Where a client makes such a request, a lawyer does not act unethically by charging the client for additional copies of documents provided during the representation free of charge. Consistent with Comment 9 to ER 1.16, a lawyer may charge the client for additional copies provided the client has received a copy of the documents.
[1] ER 1.16(d).
[2] Rule 42, Ariz. R. Sup. Ct., Preamble [21] (“The Comments accompanying each Rule explain[] and illustrate[] the meaning and purpose of the rule. . . . The Comments are intended as guides to interpretation, but the text of each Rule is authoritative.”).
[3] Ariz. Ethics Ops. 81-32, 98-07, 07-02, 08-02, 13-02.
[4] Ariz. Ethics Op. 08-02 at 3.
[5] Id. at 4-5.
[6] Ariz. Ethics Op. 13-02 at 5 (emphasis added).
[7] Consistent with the language of the Rules of Professional Conduct, which as noted above do not define the “client file,” we do not intend to suggest that any particular content of “the file” or manner of file organization is ethically required. The exact content of, and manner in which a lawyer retains and organizes, documents relating to a client representation will necessarily be shaped by the lawyer’s own working style, practices, and professional judgment,, as well as the nature of the representation and reasonably available information technology.
[8] Lawyers should consider carefully whether a particular document would be needed by the client in the future, based on the information available to the lawyer at the time of the decision to retain or discard the document.
[9] Ariz. Ethics Op. 08-02 at 5 (“Many practitioners furnish copies of documents to their clients during the representation.”)
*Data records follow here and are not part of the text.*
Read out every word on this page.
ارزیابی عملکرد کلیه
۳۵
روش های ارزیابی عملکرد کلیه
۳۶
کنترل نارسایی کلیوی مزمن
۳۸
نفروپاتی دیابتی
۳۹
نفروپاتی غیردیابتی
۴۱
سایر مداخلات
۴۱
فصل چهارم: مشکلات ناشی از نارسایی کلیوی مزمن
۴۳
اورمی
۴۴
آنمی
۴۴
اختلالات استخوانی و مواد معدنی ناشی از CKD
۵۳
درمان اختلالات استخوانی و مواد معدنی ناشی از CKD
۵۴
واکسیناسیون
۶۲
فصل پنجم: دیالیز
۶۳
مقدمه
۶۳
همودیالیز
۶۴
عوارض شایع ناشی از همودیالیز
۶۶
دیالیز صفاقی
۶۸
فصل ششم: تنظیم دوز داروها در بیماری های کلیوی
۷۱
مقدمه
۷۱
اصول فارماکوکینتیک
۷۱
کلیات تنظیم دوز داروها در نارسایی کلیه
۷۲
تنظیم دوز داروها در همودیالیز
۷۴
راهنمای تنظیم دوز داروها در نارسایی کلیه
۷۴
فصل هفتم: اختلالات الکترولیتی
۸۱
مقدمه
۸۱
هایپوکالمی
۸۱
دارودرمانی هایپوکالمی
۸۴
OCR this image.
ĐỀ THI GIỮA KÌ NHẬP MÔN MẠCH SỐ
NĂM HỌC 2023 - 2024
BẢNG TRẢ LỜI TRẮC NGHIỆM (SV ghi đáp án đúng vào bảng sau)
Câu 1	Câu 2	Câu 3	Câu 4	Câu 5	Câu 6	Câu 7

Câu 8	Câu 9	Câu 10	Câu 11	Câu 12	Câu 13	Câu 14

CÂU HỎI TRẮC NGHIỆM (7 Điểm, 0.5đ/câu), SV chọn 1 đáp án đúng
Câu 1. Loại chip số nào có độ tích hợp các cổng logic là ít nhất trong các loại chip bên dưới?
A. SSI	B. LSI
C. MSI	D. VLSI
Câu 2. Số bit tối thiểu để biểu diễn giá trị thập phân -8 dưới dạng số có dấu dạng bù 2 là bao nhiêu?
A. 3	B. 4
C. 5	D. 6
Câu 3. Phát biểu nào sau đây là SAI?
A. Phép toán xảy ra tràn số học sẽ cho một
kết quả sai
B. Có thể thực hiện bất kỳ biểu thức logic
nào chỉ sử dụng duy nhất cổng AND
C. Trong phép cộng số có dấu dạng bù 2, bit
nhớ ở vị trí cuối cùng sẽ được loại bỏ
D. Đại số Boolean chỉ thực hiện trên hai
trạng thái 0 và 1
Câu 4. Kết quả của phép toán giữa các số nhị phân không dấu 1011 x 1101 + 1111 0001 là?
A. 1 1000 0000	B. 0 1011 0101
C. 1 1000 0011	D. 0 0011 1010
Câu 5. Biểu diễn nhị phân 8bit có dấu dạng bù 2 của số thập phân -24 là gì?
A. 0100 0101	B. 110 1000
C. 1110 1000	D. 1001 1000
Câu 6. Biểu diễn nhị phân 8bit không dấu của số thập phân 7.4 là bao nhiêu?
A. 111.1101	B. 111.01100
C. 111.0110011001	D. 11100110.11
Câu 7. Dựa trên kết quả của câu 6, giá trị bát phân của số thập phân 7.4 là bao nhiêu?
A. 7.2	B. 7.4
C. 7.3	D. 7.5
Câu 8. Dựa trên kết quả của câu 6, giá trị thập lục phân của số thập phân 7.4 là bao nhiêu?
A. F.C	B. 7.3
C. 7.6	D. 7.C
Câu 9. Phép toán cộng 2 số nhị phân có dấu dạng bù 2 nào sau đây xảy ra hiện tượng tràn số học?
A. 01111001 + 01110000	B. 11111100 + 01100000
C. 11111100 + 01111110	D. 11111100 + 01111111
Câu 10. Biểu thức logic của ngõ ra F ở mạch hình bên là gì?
[10] Id. (emphasis added).
[11] Ariz. Ethics Op. 93-03 at 2.
[12] Lawyers who follow a policy of providing copies free of charge during the course of the representation and charging for subsequent copies would be wise to inform their clients of their practices regarding the provision of copies, so that a client receiving copies during the representation understands that they should retain those copies and will not be provided a second copy free of charge.
Formal opinions of the Committee on the Rules of Professional Conduct are advisory in nature only and are not binding in any disciplinary or other legal proceeding. This opinion is based on the Ethical Rules in effect on the date the opinion was published. If the rules change, a different conclusion may be appropriate.